There are lot's of information to be carried between the function
call and the event (and back for status information). This is achieved
by utilising a so-called "calcContainer" and a "statusMsgContainer", basically being VBA classes abused as a simple structure that are stored into global collections called "allCalcContainers" and "allStatusContainers".
The references of the correct calcContainers and statusMsgContainers
are the Workbook-name, the table name and the cell address of the
calling functions which is quite a unique description of a function
call (this description is called the "callID" in the code).
Below diagram should clarify the process:
The real trick is to find out when resp. where to get rid of the
calc containers, considering Excel's intricate way of invoking
functions and the calc event handler (the above diagram is simplifying
matters a bit as the chain of invocation is by no way linear in the
calculations in the dependency tree).
Excel sometimes does additional calculations to take shortcuts and
this makes the order of invocation basically unpredictable, so you have
to take great care to just work on every function once and then remove
the calcContainer (if you're interested in the actual invocations being done, set #Const DebugMe = True in both class module "calcClass" and module "DBfunctions" to see what's going on in the direct window).
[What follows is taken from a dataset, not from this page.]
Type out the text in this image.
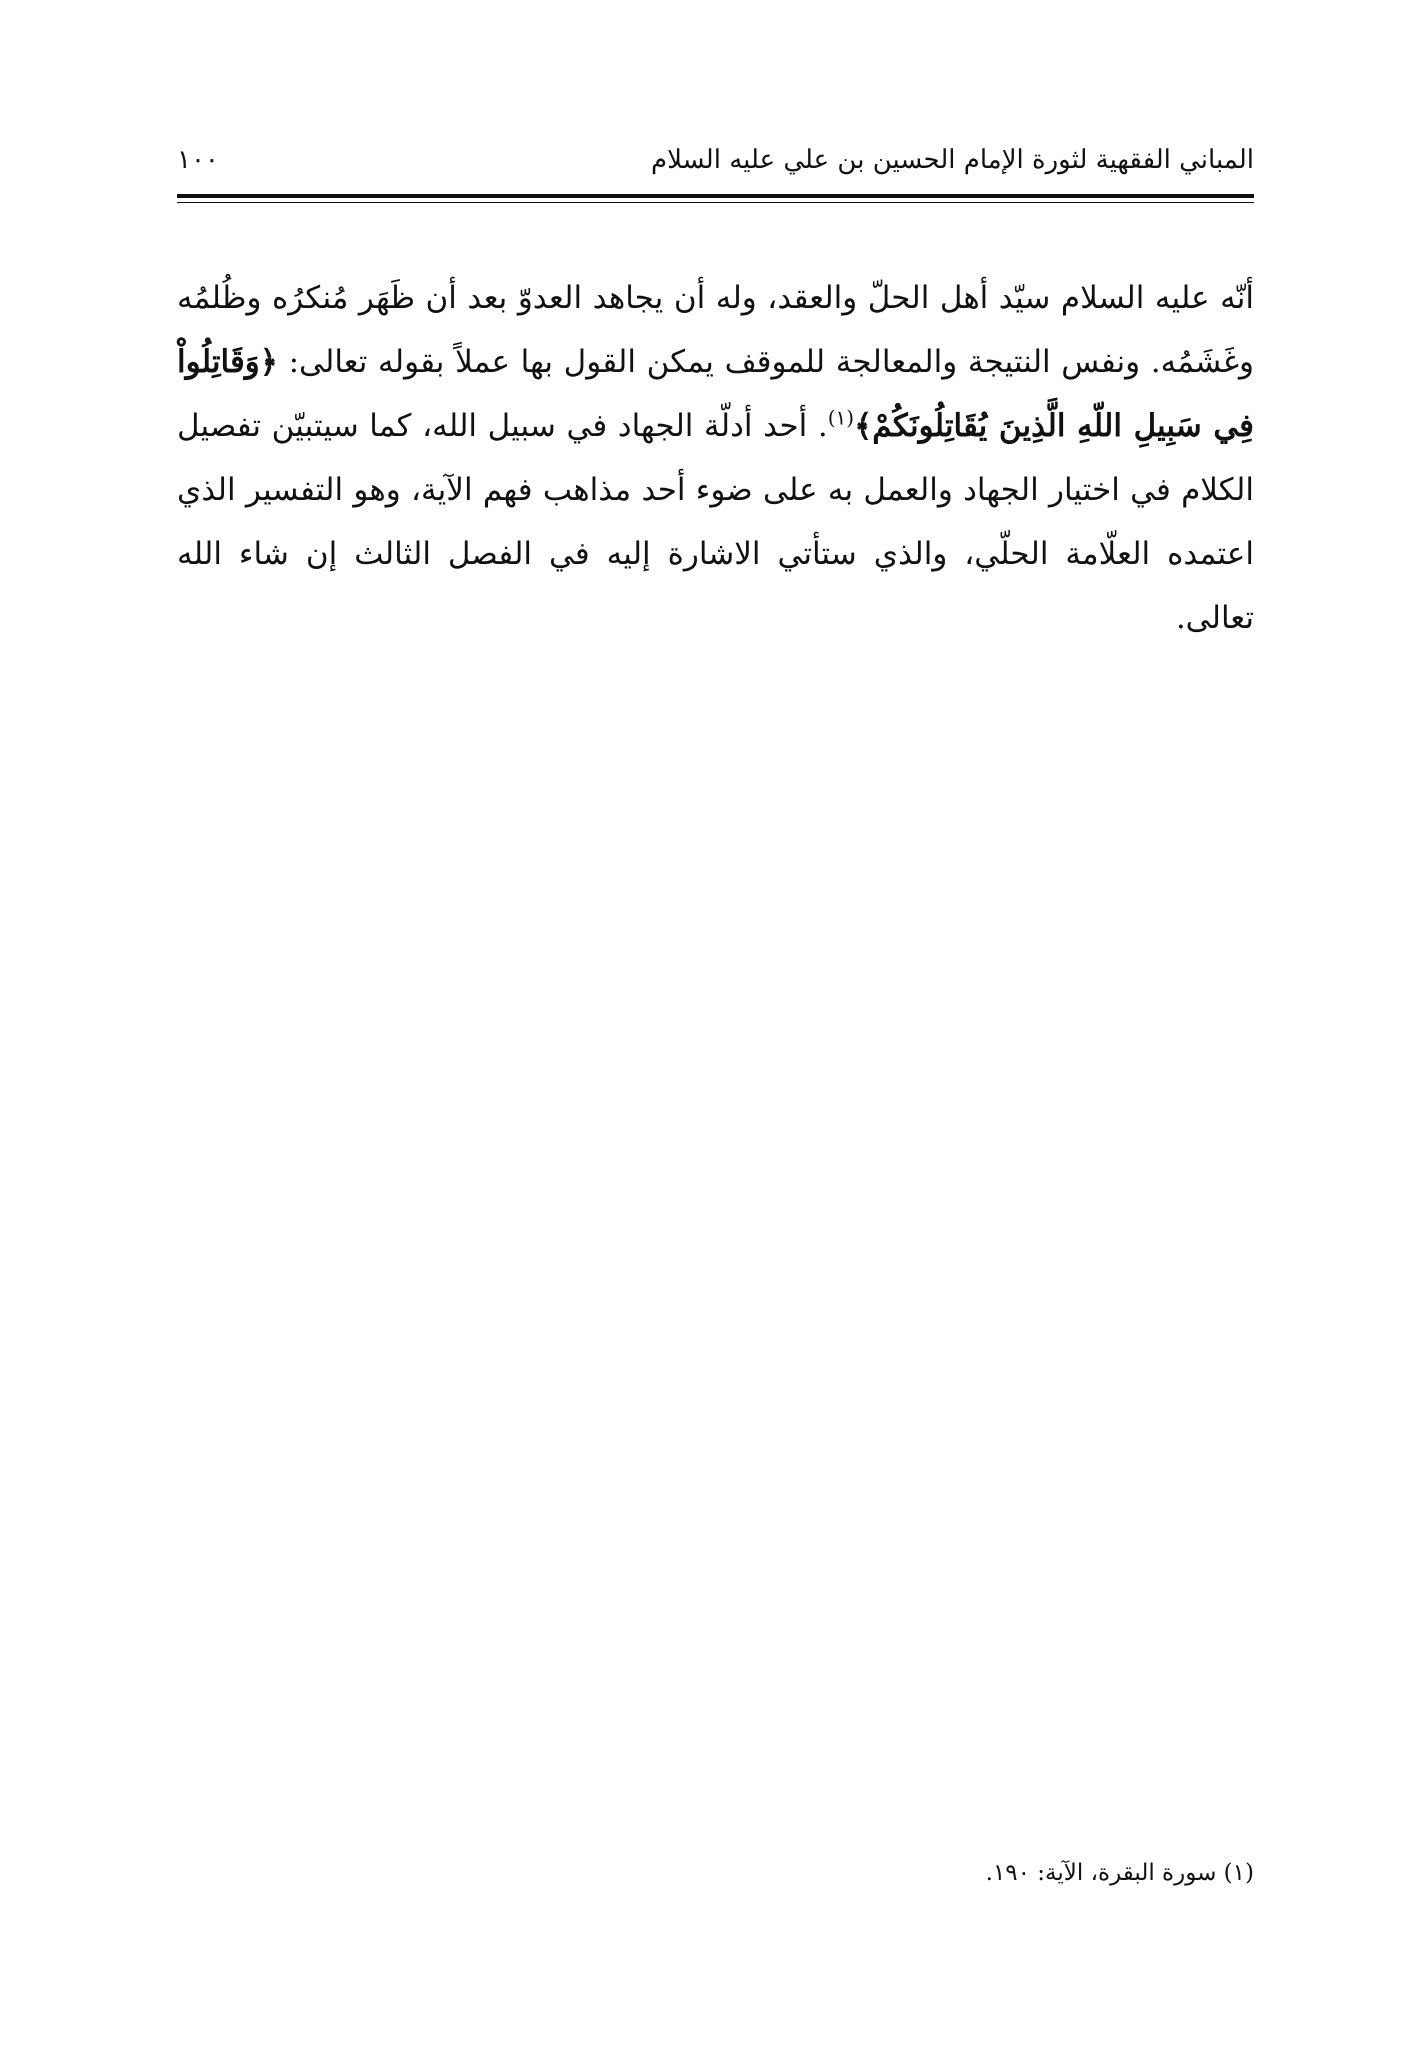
المباني الفقهية لثورة الإمام الحسين بن علي عليه السلام
١٠٠

أنّه عليه السلام سيّد أهل الحلّ والعقد، وله أن يجاهد العدوّ بعد أن ظَهَر مُنكرُه وظُلمُه وغَشَمُه. ونفس النتيجة والمعالجة للموقف يمكن القول بها عملاً بقوله تعالى: ﴿وَقَاتِلُواْ فِي سَبِيلِ اللّهِ الَّذِينَ يُقَاتِلُونَكُمْ﴾$^{(١)}$. أحد أدلّة الجهاد في سبيل الله، كما سيتبيّن تفصيل الكلام في اختيار الجهاد والعمل به على ضوء أحد مذاهب فهم الآية، وهو التفسير الذي اعتمده العلّامة الحلّي، والذي ستأتي الاشارة إليه في الفصل الثالث إن شاء الله تعالى.

(١) سورة البقرة، الآية: ١٩٠.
After every calculation event the working calcContainers are removed, if there are no more calcContainers left, then allCalcContainers is
reset to "Nothing", being ready for changes in input data or function
layout. Good resources for more details on the calculation
order/backgrounds is Decision Model's Excel Pages, especially
Calculation Secrets (http://www.decisionmodels.com/calcsecretsc.htm).
History
2006: First versions using CopyFromRecordSet for DBListFetch, as I found this function to be highly unreliable, changed to use WorkSheet.QueryTables from Version 2.0 instead, which copies all data correctly.